Kto komu sprawia frajdę?

Niedaleko naszego domu, u zbiegu Wiktorskiej i Puławskiej, jakiś czas temu pojawił się nowy sklep z rybami i owocami morza. Jego właściciel i stale obecny szef – jak się okazało w rozmowie – przez lata łowił rekiny i inne morskie stwory (czy nawet potwory) u wybrzeży Afryki. Zna chyba wszystkie tajemnice oceanów oraz smak wszystkiego co tam pływa.

Teraz dogadza stołecznym łasuchom. Można bowiem u niego kupić co tylko człowiek zamarzy. Jeśli jakiejś ryby czy mięczaka nie ma w sklepie, to za dwa lub trzy dni na pewno będzie. Wystarczy tylko zamówić.
Wiem to wszystko z opowieści Barbary. Sam jeszcze nie miałem czasu i okazji by ten raj rybny odwiedzić. Ale wybieram się tam w najbliższych dniach.

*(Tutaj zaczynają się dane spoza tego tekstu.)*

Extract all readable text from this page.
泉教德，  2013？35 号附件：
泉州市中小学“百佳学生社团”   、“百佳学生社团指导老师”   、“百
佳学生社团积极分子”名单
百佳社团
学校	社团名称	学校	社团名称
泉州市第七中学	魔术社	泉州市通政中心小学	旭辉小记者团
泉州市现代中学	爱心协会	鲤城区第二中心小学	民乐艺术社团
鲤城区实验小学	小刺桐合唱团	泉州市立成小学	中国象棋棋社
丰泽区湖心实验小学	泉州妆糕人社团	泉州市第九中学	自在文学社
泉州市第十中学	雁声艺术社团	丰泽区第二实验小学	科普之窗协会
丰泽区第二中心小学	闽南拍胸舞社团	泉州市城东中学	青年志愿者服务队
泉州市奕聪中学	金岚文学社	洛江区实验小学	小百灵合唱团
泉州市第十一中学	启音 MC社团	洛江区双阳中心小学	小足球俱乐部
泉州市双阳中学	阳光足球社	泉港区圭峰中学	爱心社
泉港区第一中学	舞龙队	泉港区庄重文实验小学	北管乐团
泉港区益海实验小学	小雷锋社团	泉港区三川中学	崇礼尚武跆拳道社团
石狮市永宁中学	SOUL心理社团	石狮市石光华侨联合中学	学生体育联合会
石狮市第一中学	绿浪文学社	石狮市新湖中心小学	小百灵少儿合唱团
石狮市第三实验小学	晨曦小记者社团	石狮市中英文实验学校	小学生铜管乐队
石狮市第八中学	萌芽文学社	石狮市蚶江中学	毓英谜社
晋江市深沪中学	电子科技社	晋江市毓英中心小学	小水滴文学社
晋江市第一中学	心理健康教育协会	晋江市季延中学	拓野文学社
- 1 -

Pierwsza wizyta Basi przyniosła wspaniałe owoce. I to do tego świadczące o jej altruizmie. Kupiła bowiem pół tuzina ostryg, których sama nie jada. A ja uwielbiam.

Ostrygi, łosoś i Pecorino

Odwdzięczyłem się w prosty sposób przyrządzając cały obiad. I wyciągając ostatnią butelkę jej ulubionego białego wina czyli opisywanego już tu Pecorino. Usmażyłem też w najprostszy sposób czyli na maśle z oliwą i bez panierki grube plastry soli z Dover, które kupiła z ostrygami.
Do tego były ziemniaki puree i mielony szpinak z odrobiną czosnku.

Szpinak, ziemniaczane puree i sola z Dover

Na deser były rogaliki z konfiturą z róży. To już nie moje dzieło ale moja zasługa, że ocalały, choć mogę zjeść ich niebywałą ilość. Tym razem powstrzymałem się, by i Basia miała do herbaty coś słodkiego.
Wkrótce wybieram się do łowcy rekinów po dużą ośmiornicę i równie dużą porcję świeżych krewetek czyli nie czerwonych po ugotowaniu lecz szarych i szklistych. I zrobię je na ostro czyli pil-pil. A ośmiornicę upiekę w białym winie i z kartoflami w rozmarynie.